NEW YORK – Investors and governments struggled on Monday to adapt to a global economy now marked by anemic growth as the threat of military conflict loomed large and President Bush froze bank accounts linked to those thought responsible for terror attacks on the United States.
Switzerland unexpectedly cut key short-term interest rates by half a percentage point to stem a flood of money into its safe haven currency, which could damage its export-dependent economy. Britain acted to shore up its stock market by adjusting rules on how insurers invest their money.
In Washington, Bush said the government would freeze assets of Islamic militant Osama bin Laden, the prime suspect in the deadly Sept. 11 attacks on U.S. landmarks, and threatened to freeze U.S. financial assets of foreign banks that refused to cooperate in shutting down militant groups.
Despite the gloomy environment, U.S. stocks zoomed higher in early trading -- supported by rises in European markets -- as investors hunted for bargains in a market shattered by the biggest weekly decline since the Great Depression of the 1930.
``I want to assure the American people that the fundamentals for growth are very strong, `` Bush said at the White House. ''There's no question the attacks have affected America. But I think when the investors sit back and take a hard look at the fundamentals of the economy they'll get back in the market.''
He added: ``You bet there's problems with our economy short run, but not long run.'' Most economists think the $10 trillion U.S. economy, which was already at a standstill before the terror strikes, is now firmly in the grips of recession and will not bounce back before the first half of next year.
KEEPING THE LID ON
Meanwhile, the Bank of Japan intervened again on the foreign exchanges to prevent a further strengthening of the yen against the dollar, which is hurting that country's already struggling exporters. And the European Central Bank at Japan's request helped out by buying euros and selling the yen.

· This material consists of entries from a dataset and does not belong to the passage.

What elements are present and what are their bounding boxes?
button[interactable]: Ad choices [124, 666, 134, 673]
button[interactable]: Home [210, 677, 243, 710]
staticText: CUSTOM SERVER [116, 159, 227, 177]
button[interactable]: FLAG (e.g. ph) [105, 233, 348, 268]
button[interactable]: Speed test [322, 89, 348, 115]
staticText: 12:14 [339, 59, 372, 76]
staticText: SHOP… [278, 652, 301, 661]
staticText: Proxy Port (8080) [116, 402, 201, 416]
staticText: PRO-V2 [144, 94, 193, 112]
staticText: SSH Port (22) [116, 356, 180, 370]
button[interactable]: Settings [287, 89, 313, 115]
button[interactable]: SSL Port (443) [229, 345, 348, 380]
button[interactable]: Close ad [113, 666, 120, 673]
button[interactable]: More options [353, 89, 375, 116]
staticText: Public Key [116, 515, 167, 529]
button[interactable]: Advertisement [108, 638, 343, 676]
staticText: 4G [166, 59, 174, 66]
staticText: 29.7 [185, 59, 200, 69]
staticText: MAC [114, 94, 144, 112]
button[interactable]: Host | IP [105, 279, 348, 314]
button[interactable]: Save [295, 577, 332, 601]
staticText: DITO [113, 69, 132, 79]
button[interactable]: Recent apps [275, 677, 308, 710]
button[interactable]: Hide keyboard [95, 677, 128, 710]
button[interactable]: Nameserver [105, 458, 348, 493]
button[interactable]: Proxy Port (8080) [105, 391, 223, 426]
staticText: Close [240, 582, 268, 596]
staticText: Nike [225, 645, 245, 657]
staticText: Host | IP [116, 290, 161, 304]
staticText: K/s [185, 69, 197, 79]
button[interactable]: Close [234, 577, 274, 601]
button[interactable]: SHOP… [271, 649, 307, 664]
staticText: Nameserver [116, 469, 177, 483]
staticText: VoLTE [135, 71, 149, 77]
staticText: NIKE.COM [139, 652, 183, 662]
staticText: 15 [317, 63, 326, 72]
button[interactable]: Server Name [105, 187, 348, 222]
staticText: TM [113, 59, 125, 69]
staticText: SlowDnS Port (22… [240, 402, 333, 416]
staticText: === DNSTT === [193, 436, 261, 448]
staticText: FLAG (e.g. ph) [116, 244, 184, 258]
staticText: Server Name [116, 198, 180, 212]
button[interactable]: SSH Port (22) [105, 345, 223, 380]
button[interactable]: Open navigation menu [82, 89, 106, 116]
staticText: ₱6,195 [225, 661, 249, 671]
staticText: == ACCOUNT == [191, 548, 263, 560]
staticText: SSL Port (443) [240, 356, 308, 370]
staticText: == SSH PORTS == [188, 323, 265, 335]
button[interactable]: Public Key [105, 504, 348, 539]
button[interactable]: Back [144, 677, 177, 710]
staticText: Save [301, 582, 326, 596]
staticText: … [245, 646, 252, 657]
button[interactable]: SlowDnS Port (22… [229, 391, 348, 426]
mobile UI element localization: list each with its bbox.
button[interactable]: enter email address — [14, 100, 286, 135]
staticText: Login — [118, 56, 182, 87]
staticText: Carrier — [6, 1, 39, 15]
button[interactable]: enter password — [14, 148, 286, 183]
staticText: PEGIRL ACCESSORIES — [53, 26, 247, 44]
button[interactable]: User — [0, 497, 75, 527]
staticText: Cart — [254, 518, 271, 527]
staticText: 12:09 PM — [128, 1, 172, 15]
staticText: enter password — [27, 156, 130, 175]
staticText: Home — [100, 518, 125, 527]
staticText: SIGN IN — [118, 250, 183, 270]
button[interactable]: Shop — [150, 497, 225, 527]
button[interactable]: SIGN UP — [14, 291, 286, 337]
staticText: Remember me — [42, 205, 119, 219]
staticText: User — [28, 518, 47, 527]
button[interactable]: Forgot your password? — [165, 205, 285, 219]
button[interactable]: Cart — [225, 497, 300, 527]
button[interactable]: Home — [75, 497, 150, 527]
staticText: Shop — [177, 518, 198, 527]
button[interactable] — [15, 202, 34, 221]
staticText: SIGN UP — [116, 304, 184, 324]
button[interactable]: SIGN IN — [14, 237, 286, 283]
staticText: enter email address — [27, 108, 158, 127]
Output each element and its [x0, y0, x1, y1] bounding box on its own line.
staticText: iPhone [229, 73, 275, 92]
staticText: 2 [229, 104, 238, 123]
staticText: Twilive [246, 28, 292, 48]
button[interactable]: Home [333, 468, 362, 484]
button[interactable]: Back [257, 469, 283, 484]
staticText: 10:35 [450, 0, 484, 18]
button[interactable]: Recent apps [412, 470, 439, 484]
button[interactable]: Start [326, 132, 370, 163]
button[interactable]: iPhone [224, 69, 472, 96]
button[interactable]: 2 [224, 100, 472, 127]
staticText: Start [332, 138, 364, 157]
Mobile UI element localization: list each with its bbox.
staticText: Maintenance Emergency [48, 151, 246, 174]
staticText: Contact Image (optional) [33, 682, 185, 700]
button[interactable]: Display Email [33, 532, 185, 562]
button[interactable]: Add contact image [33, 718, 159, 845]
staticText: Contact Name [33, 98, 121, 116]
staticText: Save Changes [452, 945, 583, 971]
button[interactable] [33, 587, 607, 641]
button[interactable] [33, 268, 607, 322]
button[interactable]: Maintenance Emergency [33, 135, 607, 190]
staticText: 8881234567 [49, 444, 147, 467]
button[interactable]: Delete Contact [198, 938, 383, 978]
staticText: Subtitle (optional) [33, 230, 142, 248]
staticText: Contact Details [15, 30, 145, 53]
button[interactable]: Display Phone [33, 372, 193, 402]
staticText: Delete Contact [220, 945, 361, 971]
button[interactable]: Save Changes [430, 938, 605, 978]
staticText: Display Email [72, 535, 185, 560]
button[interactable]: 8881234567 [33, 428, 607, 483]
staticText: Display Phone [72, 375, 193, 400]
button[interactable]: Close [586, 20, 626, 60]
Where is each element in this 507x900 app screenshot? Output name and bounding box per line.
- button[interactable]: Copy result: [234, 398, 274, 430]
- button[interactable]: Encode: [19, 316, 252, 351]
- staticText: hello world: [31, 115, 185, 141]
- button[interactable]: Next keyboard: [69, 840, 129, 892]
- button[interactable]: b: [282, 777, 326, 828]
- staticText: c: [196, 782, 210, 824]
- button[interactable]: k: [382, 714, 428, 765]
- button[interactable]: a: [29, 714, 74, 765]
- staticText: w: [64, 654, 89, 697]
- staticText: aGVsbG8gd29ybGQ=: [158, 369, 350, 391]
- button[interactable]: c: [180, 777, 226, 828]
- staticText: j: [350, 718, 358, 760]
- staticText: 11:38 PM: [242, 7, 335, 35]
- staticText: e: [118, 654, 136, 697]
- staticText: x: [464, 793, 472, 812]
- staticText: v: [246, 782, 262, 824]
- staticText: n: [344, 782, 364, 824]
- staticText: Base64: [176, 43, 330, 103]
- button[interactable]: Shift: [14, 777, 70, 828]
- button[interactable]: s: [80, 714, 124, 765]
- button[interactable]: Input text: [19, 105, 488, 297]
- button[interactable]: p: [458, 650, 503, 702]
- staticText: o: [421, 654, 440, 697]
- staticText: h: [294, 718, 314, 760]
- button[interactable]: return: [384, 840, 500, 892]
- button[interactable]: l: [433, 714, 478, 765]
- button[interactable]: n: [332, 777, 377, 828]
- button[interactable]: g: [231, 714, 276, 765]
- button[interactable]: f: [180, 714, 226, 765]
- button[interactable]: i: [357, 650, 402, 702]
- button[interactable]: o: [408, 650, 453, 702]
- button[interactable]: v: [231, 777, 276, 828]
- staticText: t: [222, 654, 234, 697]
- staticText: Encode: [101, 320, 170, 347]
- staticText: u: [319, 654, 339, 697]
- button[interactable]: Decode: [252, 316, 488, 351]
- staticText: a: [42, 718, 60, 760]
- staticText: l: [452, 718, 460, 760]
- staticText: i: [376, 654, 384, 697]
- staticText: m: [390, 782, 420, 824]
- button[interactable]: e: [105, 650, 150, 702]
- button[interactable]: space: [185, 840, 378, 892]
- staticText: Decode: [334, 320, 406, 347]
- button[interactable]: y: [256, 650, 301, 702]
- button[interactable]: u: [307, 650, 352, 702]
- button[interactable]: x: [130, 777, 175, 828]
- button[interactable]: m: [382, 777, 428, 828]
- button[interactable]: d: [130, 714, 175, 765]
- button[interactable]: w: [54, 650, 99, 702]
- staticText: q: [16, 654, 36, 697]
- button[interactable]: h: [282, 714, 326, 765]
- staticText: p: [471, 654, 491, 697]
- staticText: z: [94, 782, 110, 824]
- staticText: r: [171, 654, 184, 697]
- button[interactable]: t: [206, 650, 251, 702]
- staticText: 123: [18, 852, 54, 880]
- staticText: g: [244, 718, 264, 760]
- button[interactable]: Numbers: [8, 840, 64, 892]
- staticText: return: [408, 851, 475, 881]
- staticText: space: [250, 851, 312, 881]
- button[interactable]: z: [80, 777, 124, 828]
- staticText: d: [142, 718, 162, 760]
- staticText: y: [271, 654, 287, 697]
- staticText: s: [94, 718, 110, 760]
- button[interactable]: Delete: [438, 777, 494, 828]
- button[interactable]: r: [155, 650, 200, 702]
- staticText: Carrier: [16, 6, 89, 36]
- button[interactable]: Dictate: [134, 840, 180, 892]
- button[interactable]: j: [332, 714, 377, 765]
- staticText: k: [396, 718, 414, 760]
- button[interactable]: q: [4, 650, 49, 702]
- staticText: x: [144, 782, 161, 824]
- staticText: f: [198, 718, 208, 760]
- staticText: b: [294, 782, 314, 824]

The moves came after European Union finance ministers, meeting in Belgium at the weekend, struck a deal to keep their airlines flying despite soaring insurance costs in the wake of the Sept. 11 attacks on the United States. U.S. leaders have put together a $15 billion bailout package for U.S. carriers.
As the United States continued its troop build-up near Afghanistan, where bin Laden has been sheltering, there was further sobering news on economic growth in Europe.
EU statistics bureau Eurostat reported a 1.4 percent fall in euro zone industrial production in July and Germany's top exporters group BGA halved its forecast for growth in world trade this year to 6 percent.
``The recent events have increased the uncertainty and downside risks for global growth prospects,'' European Economic and MonetaryAffairs Commissioner Pedro Solbes said in a speech in Brussels.
Indeed, Didier Reynders, the Belgian finance minister who chaired the weekend meeting of his EU colleagues, told French radio the attacks on the United States would push euro zone growth down below 2.0 percent this year.
But German Finance Minister Hans Eichel tried to soothe concerns telling a party conference in Berlin that he saw no danger of an economic crisis and while world stock markets were showing uncertainty, there was no panic.
``I am certain that despite these horrible events, we can use the improvements of economic indicators and confidence to bolster economic growth this year and next,'' he said.
Investment bank Merrill Lynch, however, was gloomier forecasting that the euro zone would follow the United States into recession this year. Most economists expect central banks, led by the Federal Reserve, to cut interest rates again in the weeks ahead to cushion the downturn.
``Upcoming economic data will disappoint,'' economists at Bank of America said in a research note. ``The near-term outlook for financial markets is very choppy indeed.''
UK INSURANCE RULES ADJUSTED
The outlook is worsening in Britain too, where central bank Governor Sir Edward George added to economic gloom by saying this weekend that he could not rule out a recession.
To ward off further declines in U.K. stocks, the Financial Services Authority, citing ``current unusual market conditions,'' relaxed rules that forced insurers to offload shares when the market fell sharply and to switch into less risky bonds.
The move helped British shares to stage a welcome rally. Markets across Europe rose strongly on relief that U.S. military action in Afghanistan had not yet started and seeing some bargains amid the rubble of the steep losses last week.
``The word is, the world didn't end this weekend, so we're going up. It's as simple as that,'' said Tom Hougaard, an equities trader and analyst at Financial Spreads in London.
The Swiss National Bank's action in cutting its target range for the key three-month Swiss franc London Interbank Offered Rate by half a point to 1.75-2.75 percent was another move by an European authority to shore up an economy rattled by the attacks on New York and the Pentagon.
The country's franc, a traditional safe haven in times of conflict because of the country's long-standing neutrality, has soared almost 5 percent since Sept. 11 against the euro. With the euro zone accounting for roughly 60 percent of Switzerland's exports, a strong franc threatens its export industry.
``The rise of the Swiss franc rate against the euro at a time of declining growth fills the National Bank with great concern,'' it said in a statement.